Since hostilities along Lebanon’s southern border commenced after Hamas’ surprise attack on Oct. 7, the residents of the surrounding villages have been living through a harrowing ordeal.
“What we’re enduring in Ain Ebel is unbearable,” said Sister Maya Beaino, the head of Saint-Joseph des Saints-Cœurs School in the predominantly Christian village, where the three children killed on Saturday studied for three years. “The bombings are drawing closer, often depriving us of sleep.”
“These girls were like part of our family. With their tragic, ruthless and brutal deaths, it’s difficult to find the words to describe this Israeli act,” Beaino said. “We are filled with sorrow, shock, and grief.”
The funeral arrangements have not yet been announced, as the mother is hospitalized, while the father, Mahmoud Hijazi, is expected to arrive in Beirut on Monday night. He is on his way from Abidjan, where he works in interior design, said Zainab Ibrahim.
‘Lebanon was their paradise’
The three young girls returned to Lebanon three years ago from Côte d’Ivoire.
“We provided them with a great deal of guidance and support, particularly as they grappled with the Arabic language,” Beaino said.

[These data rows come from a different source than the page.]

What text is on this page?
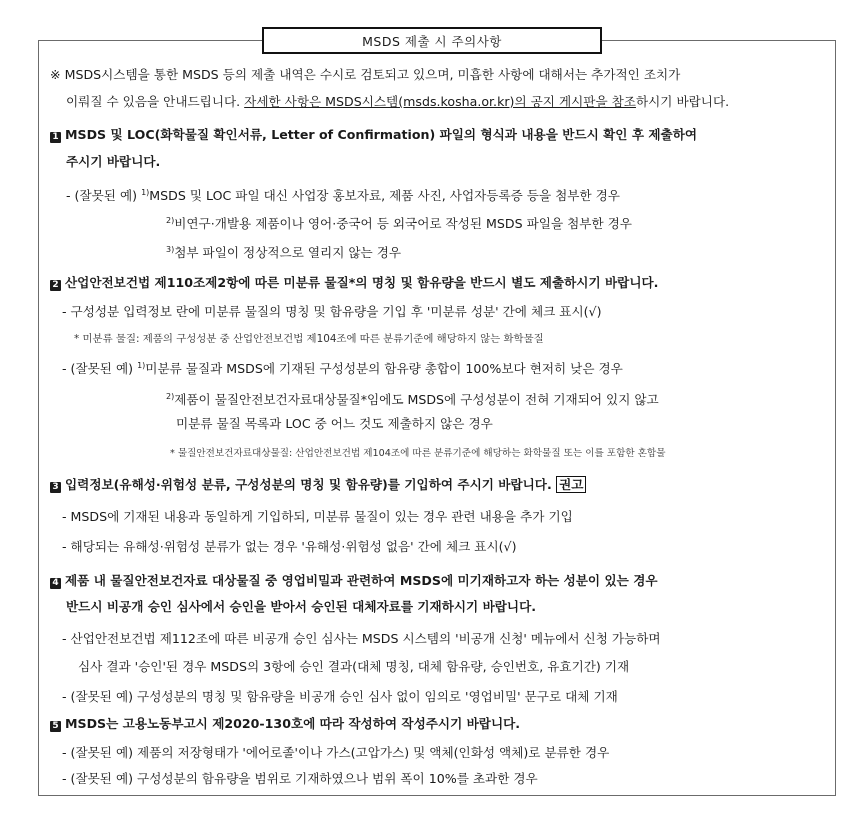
MSDS 제출 시 주의사항
※ MSDS시스템을 통한 MSDS 등의 제출 내역은 수시로 검토되고 있으며, 미흡한 사항에 대해서는 추가적인 조치가
이뤄질 수 있음을 안내드립니다. 자세한 사항은 MSDS시스템(msds.kosha.or.kr)의 공지 게시판을 참조하시기 바랍니다.
1 MSDS 및 LOC(화학물질 확인서류, Letter of Confirmation) 파일의 형식과 내용을 반드시 확인 후 제출하여
주시기 바랍니다.
- (잘못된 예) $^{1)}$MSDS 및 LOC 파일 대신 사업장 홍보자료, 제품 사진, 사업자등록증 등을 첨부한 경우
$^{2)}$비연구·개발용 제품이나 영어·중국어 등 외국어로 작성된 MSDS 파일을 첨부한 경우
$^{3)}$첨부 파일이 정상적으로 열리지 않는 경우
2 산업안전보건법 제110조제2항에 따른 미분류 물질*의 명칭 및 함유량을 반드시 별도 제출하시기 바랍니다.
- 구성성분 입력정보 란에 미분류 물질의 명칭 및 함유량을 기입 후 '미분류 성분' 간에 체크 표시(√)
* 미분류 물질: 제품의 구성성분 중 산업안전보건법 제104조에 따른 분류기준에 해당하지 않는 화학물질
- (잘못된 예) $^{1)}$미분류 물질과 MSDS에 기재된 구성성분의 함유량 총합이 100%보다 현저히 낮은 경우
$^{2)}$제품이 물질안전보건자료대상물질*임에도 MSDS에 구성성분이 전혀 기재되어 있지 않고
미분류 물질 목록과 LOC 중 어느 것도 제출하지 않은 경우
* 물질안전보건자료대상물질: 산업안전보건법 제104조에 따른 분류기준에 해당하는 화학물질 또는 이를 포함한 혼합물
3 입력정보(유해성·위험성 분류, 구성성분의 명칭 및 함유량)를 기입하여 주시기 바랍니다. 권고
- MSDS에 기재된 내용과 동일하게 기입하되, 미분류 물질이 있는 경우 관련 내용을 추가 기입
- 해당되는 유해성·위험성 분류가 없는 경우 '유해성·위험성 없음' 간에 체크 표시(√)
4 제품 내 물질안전보건자료 대상물질 중 영업비밀과 관련하여 MSDS에 미기재하고자 하는 성분이 있는 경우
반드시 비공개 승인 심사에서 승인을 받아서 승인된 대체자료를 기재하시기 바랍니다.
- 산업안전보건법 제112조에 따른 비공개 승인 심사는 MSDS 시스템의 '비공개 신청' 메뉴에서 신청 가능하며
심사 결과 '승인'된 경우 MSDS의 3항에 승인 결과(대체 명칭, 대체 함유량, 승인번호, 유효기간) 기재
- (잘못된 예) 구성성분의 명칭 및 함유량을 비공개 승인 심사 없이 임의로 '영업비밀' 문구로 대체 기재
5 MSDS는 고용노동부고시 제2020-130호에 따라 작성하여 작성주시기 바랍니다.
- (잘못된 예) 제품의 저장형태가 '에어로졸'이나 가스(고압가스) 및 액체(인화성 액체)로 분류한 경우
- (잘못된 예) 구성성분의 함유량을 범위로 기재하였으나 범위 폭이 10%를 초과한 경우
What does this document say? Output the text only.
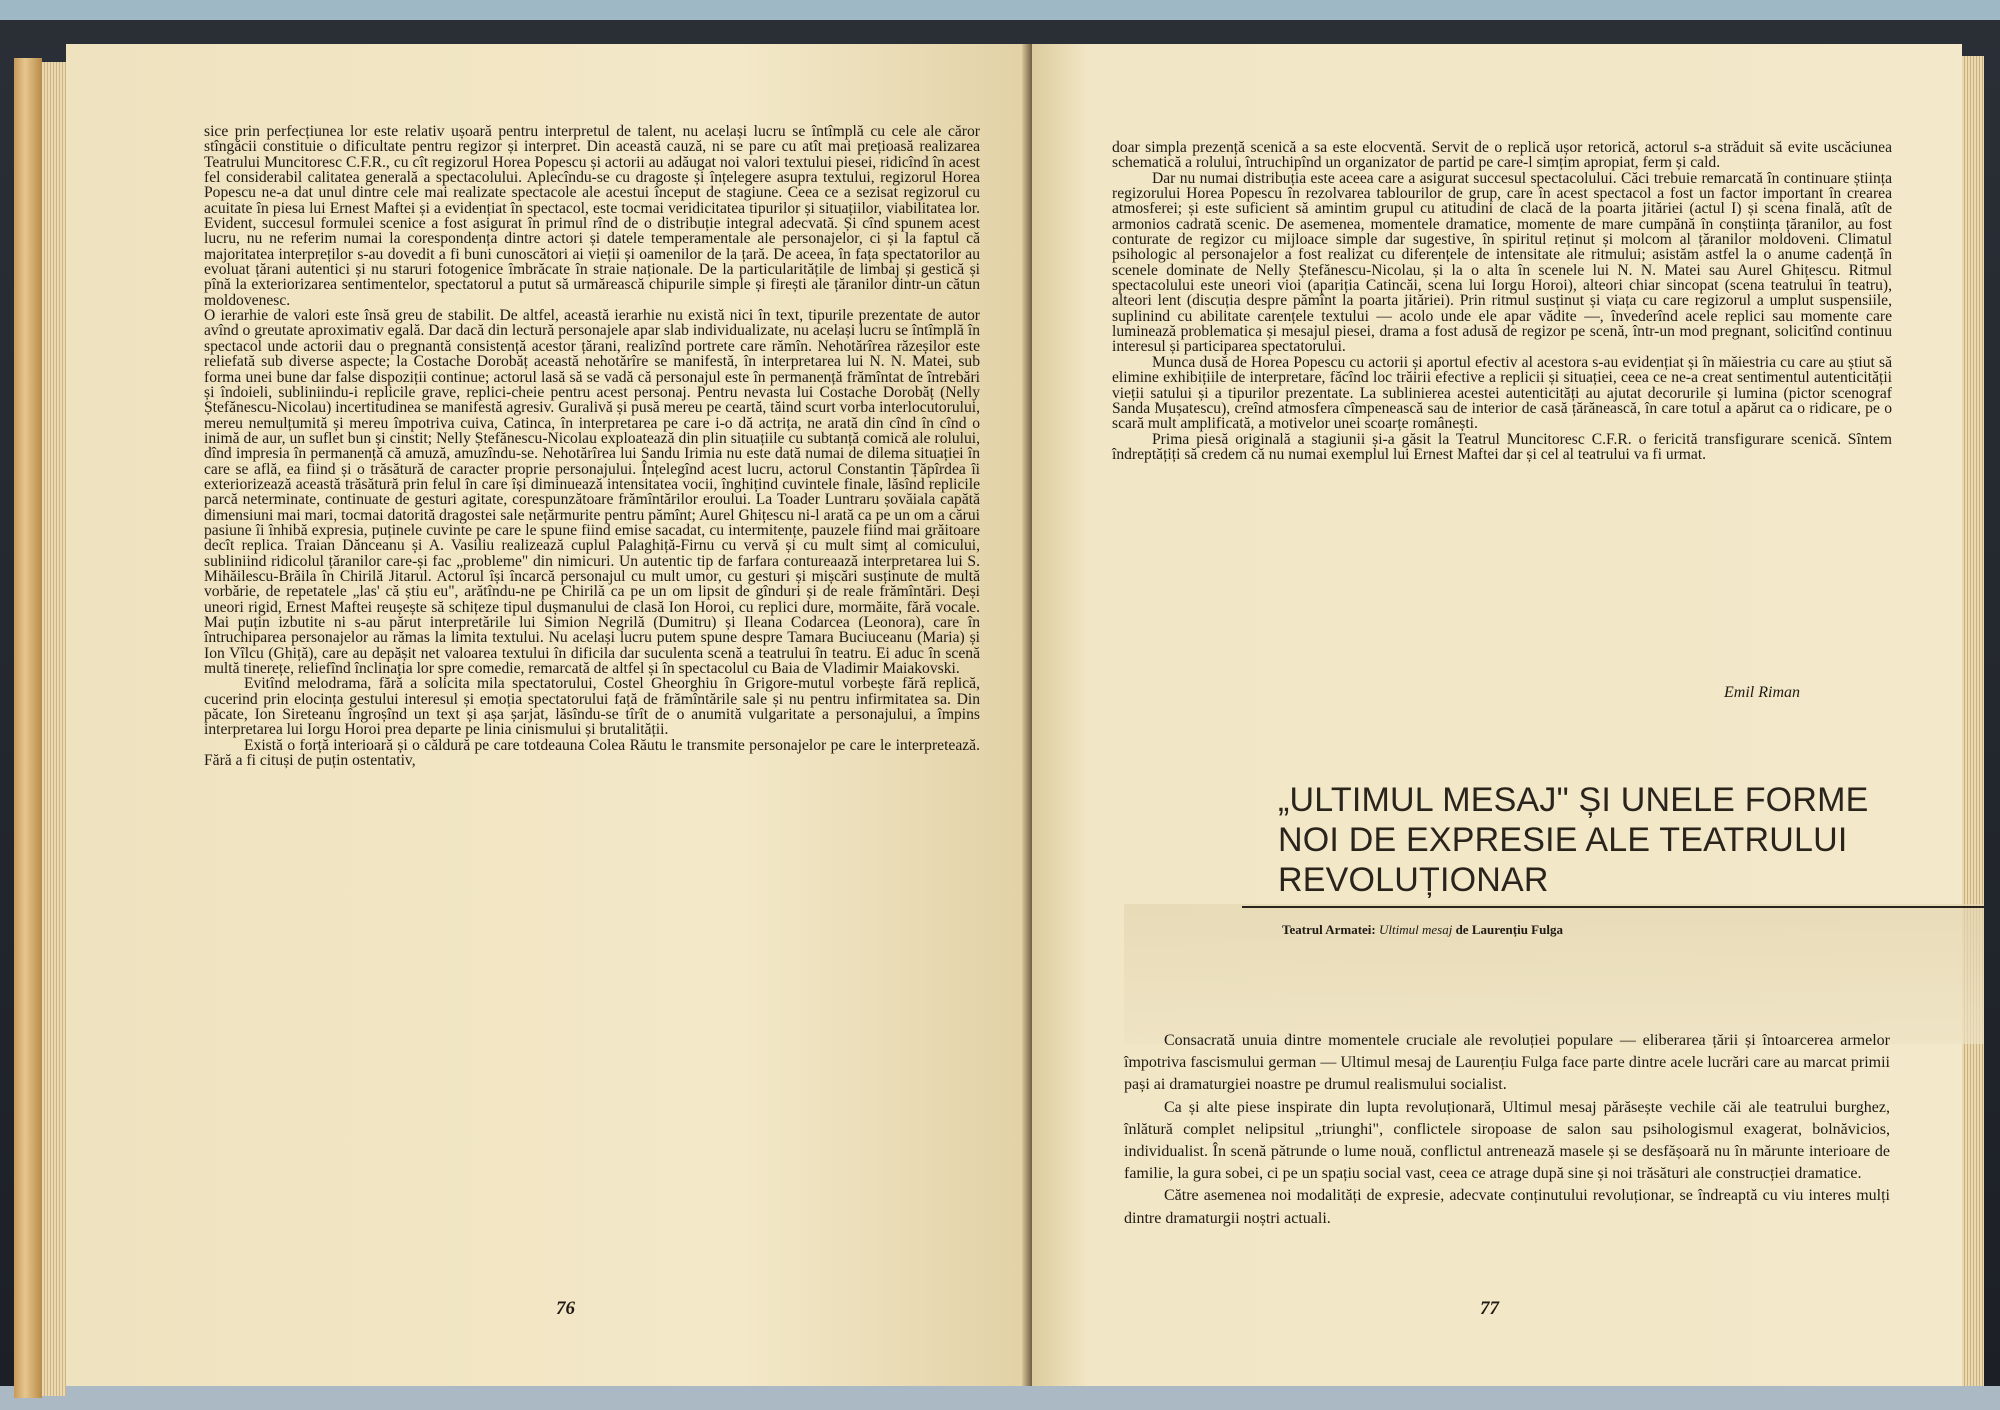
sice prin perfecțiunea lor este relativ ușoară pentru interpretul de talent, nu același lucru se întîmplă cu cele ale căror stîngăcii constituie o dificultate pentru regizor și interpret. Din această cauză, ni se pare cu atît mai prețioasă realizarea Teatrului Muncitoresc C.F.R., cu cît regizorul Horea Popescu și actorii au adăugat noi valori textului piesei, ridicînd în acest fel considerabil calitatea generală a spectacolului. Aplecîndu-se cu dragoste și înțelegere asupra textului, regizorul Horea Popescu ne-a dat unul dintre cele mai realizate spectacole ale acestui început de stagiune. Ceea ce a sezisat regizorul cu acuitate în piesa lui Ernest Maftei și a evidențiat în spectacol, este tocmai veridicitatea tipurilor și situațiilor, viabilitatea lor. Evident, succesul formulei scenice a fost asigurat în primul rînd de o distribuție integral adecvată. Și cînd spunem acest lucru, nu ne referim numai la corespondența dintre actori și datele temperamentale ale personajelor, ci și la faptul că majoritatea interpreților s-au dovedit a fi buni cunoscători ai vieții și oamenilor de la țară. De aceea, în fața spectatorilor au evoluat țărani autentici și nu staruri fotogenice îmbrăcate în straie naționale. De la particularitățile de limbaj și gestică și pînă la exteriorizarea sentimentelor, spectatorul a putut să urmărească chipurile simple și firești ale țăranilor dintr-un cătun moldovenesc.

O ierarhie de valori este însă greu de stabilit. De altfel, această ierarhie nu există nici în text, tipurile prezentate de autor avînd o greutate aproximativ egală. Dar dacă din lectură personajele apar slab individualizate, nu același lucru se întîmplă în spectacol unde actorii dau o pregnantă consistență acestor țărani, realizînd portrete care rămîn. Nehotărîrea răzeșilor este reliefată sub diverse aspecte; la Costache Dorobăț această nehotărîre se manifestă, în interpretarea lui N. N. Matei, sub forma unei bune dar false dispoziții continue; actorul lasă să se vadă că personajul este în permanență frămîntat de întrebări și îndoieli, subliniindu-i replicile grave, replici-cheie pentru acest personaj. Pentru nevasta lui Costache Dorobăț (Nelly Ștefănescu-Nicolau) incertitudinea se manifestă agresiv. Guralivă și pusă mereu pe ceartă, tăind scurt vorba interlocutorului, mereu nemulțumită și mereu împotriva cuiva, Catinca, în interpretarea pe care i-o dă actrița, ne arată din cînd în cînd o inimă de aur, un suflet bun și cinstit; Nelly Ștefănescu-Nicolau exploatează din plin situațiile cu subtanță comică ale rolului, dînd impresia în permanență că amuză, amuzîndu-se. Nehotărîrea lui Sandu Irimia nu este dată numai de dilema situației în care se află, ea fiind și o trăsătură de caracter proprie personajului. Înțelegînd acest lucru, actorul Constantin Țăpîrdea îi exteriorizează această trăsătură prin felul în care își diminuează intensitatea vocii, înghițind cuvintele finale, lăsînd replicile parcă neterminate, continuate de gesturi agitate, corespunzătoare frămîntărilor eroului. La Toader Luntraru șovăiala capătă dimensiuni mai mari, tocmai datorită dragostei sale nețărmurite pentru pămînt; Aurel Ghițescu ni-l arată ca pe un om a cărui pasiune îi înhibă expresia, puținele cuvinte pe care le spune fiind emise sacadat, cu intermitențe, pauzele fiind mai grăitoare decît replica. Traian Dănceanu și A. Vasiliu realizează cuplul Palaghiță-Firnu cu vervă și cu mult simț al comicului, subliniind ridicolul țăranilor care-și fac „probleme" din nimicuri. Un autentic tip de farfara contureaază interpretarea lui S. Mihăilescu-Brăila în Chirilă Jitarul. Actorul își încarcă personajul cu mult umor, cu gesturi și mișcări susținute de multă vorbărie, de repetatele „las' că știu eu", arătîndu-ne pe Chirilă ca pe un om lipsit de gînduri și de reale frămîntări. Deși uneori rigid, Ernest Maftei reușește să schițeze tipul dușmanului de clasă Ion Horoi, cu replici dure, mormăite, fără vocale. Mai puțin izbutite ni s-au părut interpretările lui Simion Negrilă (Dumitru) și Ileana Codarcea (Leonora), care în întruchiparea personajelor au rămas la limita textului. Nu același lucru putem spune despre Tamara Buciuceanu (Maria) și Ion Vîlcu (Ghiță), care au depășit net valoarea textului în dificila dar suculenta scenă a teatrului în teatru. Ei aduc în scenă multă tinerețe, reliefînd înclinația lor spre comedie, remarcată de altfel și în spectacolul cu Baia de Vladimir Maiakovski.

Evitînd melodrama, fără a solicita mila spectatorului, Costel Gheorghiu în Grigore-mutul vorbește fără replică, cucerind prin elocința gestului interesul și emoția spectatorului față de frămîntările sale și nu pentru infirmitatea sa. Din păcate, Ion Sireteanu îngroșînd un text și așa șarjat, lăsîndu-se tîrît de o anumită vulgaritate a personajului, a împins interpretarea lui Iorgu Horoi prea departe pe linia cinismului și brutalității.

Există o forță interioară și o căldură pe care totdeauna Colea Răutu le transmite personajelor pe care le interpretează. Fără a fi cituși de puțin ostentativ,

76

doar simpla prezență scenică a sa este elocventă. Servit de o replică ușor retorică, actorul s-a străduit să evite uscăciunea schematică a rolului, întruchipînd un organizator de partid pe care-l simțim apropiat, ferm și cald.

Dar nu numai distribuția este aceea care a asigurat succesul spectacolului. Căci trebuie remarcată în continuare știința regizorului Horea Popescu în rezolvarea tablourilor de grup, care în acest spectacol a fost un factor important în crearea atmosferei; și este suficient să amintim grupul cu atitudini de clacă de la poarta jităriei (actul I) și scena finală, atît de armonios cadrată scenic. De asemenea, momentele dramatice, momente de mare cumpănă în conștiința țăranilor, au fost conturate de regizor cu mijloace simple dar sugestive, în spiritul reținut și molcom al țăranilor moldoveni. Climatul psihologic al personajelor a fost realizat cu diferențele de intensitate ale ritmului; asistăm astfel la o anume cadență în scenele dominate de Nelly Ștefănescu-Nicolau, și la o alta în scenele lui N. N. Matei sau Aurel Ghițescu. Ritmul spectacolului este uneori vioi (apariția Catincăi, scena lui Iorgu Horoi), alteori chiar sincopat (scena teatrului în teatru), alteori lent (discuția despre pămînt la poarta jităriei). Prin ritmul susținut și viața cu care regizorul a umplut suspensiile, suplinind cu abilitate carențele textului — acolo unde ele apar vădite —, învederînd acele replici sau momente care luminează problematica și mesajul piesei, drama a fost adusă de regizor pe scenă, într-un mod pregnant, solicitînd continuu interesul și participarea spectatorului.

Munca dusă de Horea Popescu cu actorii și aportul efectiv al acestora s-au evidențiat și în măiestria cu care au știut să elimine exhibițiile de interpretare, făcînd loc trăirii efective a replicii și situației, ceea ce ne-a creat sentimentul autenticității vieții satului și a tipurilor prezentate. La sublinierea acestei autenticități au ajutat decorurile și lumina (pictor scenograf Sanda Mușatescu), creînd atmosfera cîmpenească sau de interior de casă țărănească, în care totul a apărut ca o ridicare, pe o scară mult amplificată, a motivelor unei scoarțe românești.

Prima piesă originală a stagiunii și-a găsit la Teatrul Muncitoresc C.F.R. o fericită transfigurare scenică. Sîntem îndreptățiți să credem că nu numai exemplul lui Ernest Maftei dar și cel al teatrului va fi urmat.

Emil Riman
„ULTIMUL MESAJ" ȘI UNELE FORME NOI DE EXPRESIE ALE TEATRULUI REVOLUȚIONAR
Teatrul Armatei: Ultimul mesaj de Laurențiu Fulga

Consacrată unuia dintre momentele cruciale ale revoluției populare — eliberarea țării și întoarcerea armelor împotriva fascismului german — Ultimul mesaj de Laurențiu Fulga face parte dintre acele lucrări care au marcat primii pași ai dramaturgiei noastre pe drumul realismului socialist.

Ca și alte piese inspirate din lupta revoluționară, Ultimul mesaj părăsește vechile căi ale teatrului burghez, înlătură complet nelipsitul „triunghi", conflictele siropoase de salon sau psihologismul exagerat, bolnăvicios, individualist. În scenă pătrunde o lume nouă, conflictul antrenează masele și se desfășoară nu în mărunte interioare de familie, la gura sobei, ci pe un spațiu social vast, ceea ce atrage după sine și noi trăsături ale construcției dramatice.

Către asemenea noi modalități de expresie, adecvate conținutului revoluționar, se îndreaptă cu viu interes mulți dintre dramaturgii noștri actuali.

77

“I never teased Remas for her Arabic. Instead, I provided her with significant assistance,” Ibrahim remembered, adding that her friend told her she preferred Lebanon to Côte d’Ivoire because “here, she was able to make many more friends.”
“For them, Lebanon was a paradise,” said Samir Ayoub, the uncle of the three girls. Ayoub, who Lives in Russia, where he works with several Arabic-language media, including Sawt al-Chaab and al-Mayadeen, returned to Aunata a month ago to follow the conflict between Israel and Hezbollah and look after his parents.
He spent that fateful Sunday with the girls and their mother in Blida.
“They were in Hoda’s car and I was in mine,” Ayoub recalled. “In Blida, the girls had packed up their school things to move temporarily to Beirut to continue their education after the school in Ain Ebel had closed,” he explained.
“Unfortunately, the missile arrived at them first. The Zionist enemy targets children here, just as it does in Gaza.”
Speaking to al-Jadeed television on Monday, with his shirt stained with the blood of his nieces, Ayoub said he asked the girls to play next to the car before they set off, because an Israeli drone was flying over them.
“Why this strike? They knew that there were only women and children in the car,” he said, adding that he was ready to accompany “any investigative committee wanting to examine the cars and the site of the strike to check if there was any military presence.”
Contacted by L’Orient-Le Jour, UNIFIL spokesman Andrea Tenenti said “The risk of escalation and loss of control over the situation is evident and must be prevented.”
Indeed, in line with the new tit-for-tat “civilian-for-civilian” strategy outlined by Hezbollah leader Hassan Nasrallah in his speech on Friday, the party promptly announced that it launched Katyusha rockets at Kiryat Shmona in northern Israel as a response to this “barbaric act.”
In Ain Ebel, Beaino harbors one overriding fear: “The possibility of combatants entering our village and firing from here, potentially triggering a chain reaction from Israel.”